Взрыв агрессии Похитителя прошел так же быстро, как и возник. Он подошел ко мне, начал трясти за плечи, попытался поднять мои руки и пощекотать. «Ну перестань, мне очень жаль, — говорил он, — ничего же не случилось!» Я все так же стояла с закрытыми глазами. Он ущипнул меня за бок и пальцем оттянул уголок моего рта наверх. Вымученная улыбка, в самом прямом смысле этого слова. «Ну, улыбнись. Мне очень жаль. Что мне сделать, чтобы ты улыбнулась?»
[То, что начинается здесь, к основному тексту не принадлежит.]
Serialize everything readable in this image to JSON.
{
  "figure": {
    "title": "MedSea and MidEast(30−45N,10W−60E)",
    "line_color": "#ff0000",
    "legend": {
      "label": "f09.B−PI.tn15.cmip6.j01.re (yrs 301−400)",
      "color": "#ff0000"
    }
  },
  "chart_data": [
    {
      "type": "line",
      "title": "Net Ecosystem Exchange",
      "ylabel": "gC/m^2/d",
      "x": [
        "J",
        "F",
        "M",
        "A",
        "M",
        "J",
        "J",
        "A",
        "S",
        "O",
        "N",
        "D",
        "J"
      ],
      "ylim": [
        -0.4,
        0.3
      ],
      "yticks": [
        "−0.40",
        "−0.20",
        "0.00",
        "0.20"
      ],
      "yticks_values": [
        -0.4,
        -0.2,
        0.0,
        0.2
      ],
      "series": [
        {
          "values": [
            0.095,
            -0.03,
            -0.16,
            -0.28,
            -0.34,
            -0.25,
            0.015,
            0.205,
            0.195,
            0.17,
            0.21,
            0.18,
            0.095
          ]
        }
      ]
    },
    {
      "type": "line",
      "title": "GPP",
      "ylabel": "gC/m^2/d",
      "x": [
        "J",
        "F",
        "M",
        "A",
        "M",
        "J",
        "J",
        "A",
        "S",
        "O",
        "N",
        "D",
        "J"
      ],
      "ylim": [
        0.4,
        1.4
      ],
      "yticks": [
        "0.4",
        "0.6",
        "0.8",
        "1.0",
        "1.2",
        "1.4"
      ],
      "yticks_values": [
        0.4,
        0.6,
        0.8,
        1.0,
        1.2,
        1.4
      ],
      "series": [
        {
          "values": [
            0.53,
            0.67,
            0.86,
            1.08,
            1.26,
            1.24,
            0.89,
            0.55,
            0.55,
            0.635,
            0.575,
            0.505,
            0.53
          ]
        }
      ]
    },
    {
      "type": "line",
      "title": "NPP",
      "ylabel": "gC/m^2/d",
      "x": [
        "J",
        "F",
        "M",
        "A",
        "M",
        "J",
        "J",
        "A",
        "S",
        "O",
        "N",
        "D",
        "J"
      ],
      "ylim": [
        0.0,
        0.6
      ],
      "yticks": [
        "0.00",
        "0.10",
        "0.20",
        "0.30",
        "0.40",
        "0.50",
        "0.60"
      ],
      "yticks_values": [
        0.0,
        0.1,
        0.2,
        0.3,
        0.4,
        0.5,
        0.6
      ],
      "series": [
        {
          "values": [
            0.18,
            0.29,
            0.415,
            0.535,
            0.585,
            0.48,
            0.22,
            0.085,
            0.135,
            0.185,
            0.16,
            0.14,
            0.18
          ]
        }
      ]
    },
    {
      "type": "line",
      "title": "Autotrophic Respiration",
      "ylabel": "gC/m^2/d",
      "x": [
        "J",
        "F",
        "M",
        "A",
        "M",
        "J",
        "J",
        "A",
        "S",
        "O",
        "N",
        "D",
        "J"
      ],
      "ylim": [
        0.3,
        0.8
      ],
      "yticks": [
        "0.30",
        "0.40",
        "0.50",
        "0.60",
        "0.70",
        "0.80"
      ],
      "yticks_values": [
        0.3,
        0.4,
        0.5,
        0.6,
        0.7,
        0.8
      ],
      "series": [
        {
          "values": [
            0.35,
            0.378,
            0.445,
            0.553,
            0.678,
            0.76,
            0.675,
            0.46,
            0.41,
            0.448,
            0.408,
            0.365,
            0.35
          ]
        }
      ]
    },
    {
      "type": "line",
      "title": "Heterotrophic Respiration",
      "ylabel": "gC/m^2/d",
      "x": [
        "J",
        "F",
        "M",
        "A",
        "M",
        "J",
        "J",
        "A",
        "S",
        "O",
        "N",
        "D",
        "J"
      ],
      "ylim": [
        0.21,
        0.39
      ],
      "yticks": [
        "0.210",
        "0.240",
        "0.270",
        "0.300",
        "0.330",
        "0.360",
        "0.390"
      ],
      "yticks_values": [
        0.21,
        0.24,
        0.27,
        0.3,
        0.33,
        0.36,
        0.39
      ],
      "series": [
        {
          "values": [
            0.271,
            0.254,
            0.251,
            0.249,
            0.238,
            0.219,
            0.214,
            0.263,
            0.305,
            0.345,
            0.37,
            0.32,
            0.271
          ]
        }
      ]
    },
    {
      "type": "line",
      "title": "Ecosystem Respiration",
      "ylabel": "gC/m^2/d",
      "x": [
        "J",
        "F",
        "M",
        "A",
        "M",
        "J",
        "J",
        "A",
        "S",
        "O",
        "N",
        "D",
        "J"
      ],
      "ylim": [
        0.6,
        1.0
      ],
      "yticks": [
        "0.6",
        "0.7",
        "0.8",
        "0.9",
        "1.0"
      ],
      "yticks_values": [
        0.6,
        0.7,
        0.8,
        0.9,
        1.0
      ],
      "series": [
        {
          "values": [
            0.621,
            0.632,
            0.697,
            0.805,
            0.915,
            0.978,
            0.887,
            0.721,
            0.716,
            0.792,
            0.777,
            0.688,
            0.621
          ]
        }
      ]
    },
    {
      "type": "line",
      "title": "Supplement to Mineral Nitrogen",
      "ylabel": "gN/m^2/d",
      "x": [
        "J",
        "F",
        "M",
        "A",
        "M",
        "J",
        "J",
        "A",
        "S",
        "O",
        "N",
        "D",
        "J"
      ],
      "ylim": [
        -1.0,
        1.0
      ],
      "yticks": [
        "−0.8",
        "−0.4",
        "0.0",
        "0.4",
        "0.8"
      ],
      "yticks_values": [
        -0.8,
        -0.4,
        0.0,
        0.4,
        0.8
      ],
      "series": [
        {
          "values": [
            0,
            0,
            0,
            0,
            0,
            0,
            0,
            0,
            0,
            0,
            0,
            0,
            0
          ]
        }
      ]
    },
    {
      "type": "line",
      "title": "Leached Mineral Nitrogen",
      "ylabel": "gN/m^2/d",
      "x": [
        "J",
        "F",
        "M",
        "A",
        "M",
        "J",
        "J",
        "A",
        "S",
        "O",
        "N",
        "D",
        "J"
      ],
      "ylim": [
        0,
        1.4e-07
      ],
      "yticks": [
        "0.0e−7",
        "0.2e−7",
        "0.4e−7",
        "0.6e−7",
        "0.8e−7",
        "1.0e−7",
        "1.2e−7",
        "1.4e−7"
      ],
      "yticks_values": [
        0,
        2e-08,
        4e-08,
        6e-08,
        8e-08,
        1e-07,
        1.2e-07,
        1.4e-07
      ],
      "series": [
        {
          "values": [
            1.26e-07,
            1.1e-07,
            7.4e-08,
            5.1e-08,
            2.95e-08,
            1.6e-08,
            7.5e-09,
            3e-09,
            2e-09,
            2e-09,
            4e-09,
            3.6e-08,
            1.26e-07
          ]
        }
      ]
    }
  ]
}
Я не знаю, сколько я так простояла, безразлично, молча, с закрытыми глазами. Но в конце концов детский прагматизм одержал верх. «Я хочу мороженого и конфет!» С одной стороны, я использовала ситуацию, чтобы получить сладости. А с другой, — с помощью этого требования я хотела придать случаю меньше значения, чем он имел на самом деле. Мороженое я получила сразу, а конфеты вечером. Он снова заверял, что ему очень жаль и что такого больше никогда не повторится — точно так же, как любой муж-буян каждый раз заверяет в этом своих жену и детей.
Но с момента, как его поезд первый раз сошел с рельсов, все табу были сняты. Жестокое обращение стало каждодневной нормой. Я не знаю, какой выключатель тогда щелкнул, или просто Похититель убедился, что в своем всесилии может позволить себе все, что угодно. К этому времени мое заточение длилось уже больше двух лет. Похитителя не поймали, он держал меня под таким контролем, что я и не помышляла о бегстве. Кто мог проконтролировать его поведение? По его мнению, он имел на это право — предъявлять мне требования и физически наказывать, если я их не выполняла.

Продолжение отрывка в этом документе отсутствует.